森本 美仁1,2, 加藤 愛章1, 黒嵜 健一1, マルティネス エステファニア2, グレコ アンドレア2, クルサレギ ゴメス ホセ カルロス2, チパ クサニ フレディ2, サルケーリャ ブルガダ ジョージア2 (1.国立循環器病研究センター 小児循環器内科・成人先天性心疾患科センター, 2.Sant Joan de Deu病院 小児循環器内科)
PDFダウンロードPDFダウンロード

キーワード:

ブルガタ症候群、小児突然死、剖検

【背景】ブルガタ兄弟により報告されたブルガタ症候群は若年突然死の重要な原因である。

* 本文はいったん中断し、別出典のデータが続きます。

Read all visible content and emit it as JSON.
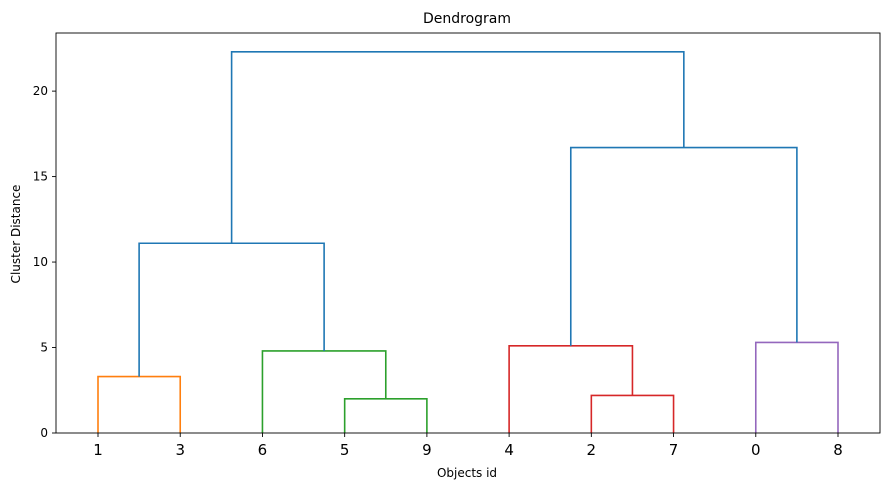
{
  "chart_data": {
    "type": "dendrogram",
    "title": "Dendrogram",
    "xlabel": "Objects id",
    "ylabel": "Cluster Distance",
    "ylim": [
      0,
      23.4
    ],
    "yticks": [
      0,
      5,
      10,
      15,
      20
    ],
    "leaves": [
      "1",
      "3",
      "6",
      "5",
      "9",
      "4",
      "2",
      "7",
      "0",
      "8"
    ],
    "merges": [
      {
        "left": "leaf:0",
        "right": "leaf:1",
        "height": 3.3,
        "color": "#ff7f0e"
      },
      {
        "left": "leaf:3",
        "right": "leaf:4",
        "height": 2.0,
        "color": "#2ca02c"
      },
      {
        "left": "leaf:2",
        "right": "node:1",
        "height": 4.8,
        "color": "#2ca02c"
      },
      {
        "left": "node:0",
        "right": "node:2",
        "height": 11.1,
        "color": "#1f77b4"
      },
      {
        "left": "leaf:6",
        "right": "leaf:7",
        "height": 2.2,
        "color": "#d62728"
      },
      {
        "left": "leaf:5",
        "right": "node:4",
        "height": 5.1,
        "color": "#d62728"
      },
      {
        "left": "leaf:8",
        "right": "leaf:9",
        "height": 5.3,
        "color": "#9467bd"
      },
      {
        "left": "node:5",
        "right": "node:6",
        "height": 16.7,
        "color": "#1f77b4"
      },
      {
        "left": "node:3",
        "right": "node:7",
        "height": 22.3,
        "color": "#1f77b4"
      }
    ],
    "grid": false,
    "legend": "none"
  }
}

一方、小児期には典型的ST変化に乏しい症例もあり、失神や致死性不整脈などの心血管イベントを契機とするまで診断されにくい。さらに診断方法やリスク評価、植込み型除細動器(ICD)の適応基準は国によって大きく異なる。【方法】ブルガタ兄が設立した小児突然死予防センター・ブルガタ症候群センターを有するスペインのSant Joan de Deu Barcelona病院における臨床留学を経験した。そこで得られた知見をもとに、日本とスペインにおける小児ブルガタ症候群の診断方法、遺伝子検査、電気生理学的検査(EPS)およびICD適応基準について比較検討した。【結果】日本では家族歴や学校心臓検診を契機に無症候性のブルガタ症候群疑い例が発見されることが多いが、無症候例では遺伝子検査、ピルシカイニド試験やEPSは必ずしも全例に施行されず、経過観察となる症例が多い。一方スペインでは若年突然死症例(40歳以下)に対して原則全例で剖検・遺伝子検査が行われ、突然死家族歴を有する小児は全例専門施設受診が指示される。そして心電図、心エコー、遺伝子検査によりリスク評価を行い、高リスク群ではアジマリン試験やEPSが施行され、ループレコーダーや一次予防としてICD適応とされる症例が多かった。【考察】日本では学校心臓健診由来の症例が多く、偽陽性の問題がある一方、スペインでは突然死リスクの高い集団に対して積極的な精査と予防介入が行われていた。安静時心電図異常が正常・軽度でも、遺伝子検査陽性、薬物負荷試験陽性、EPSで心室頻拍が誘発される症例を複数経験し、日本の診療体制では一部の高リスク症例を見逃している可能性があると考えられた。【結論】本比較検討は、小児ブルガタ症候群や小児遺伝性不整脈における今後の診断および突然死予防戦略を再考する上で有用な知見を提供するものと考えられた。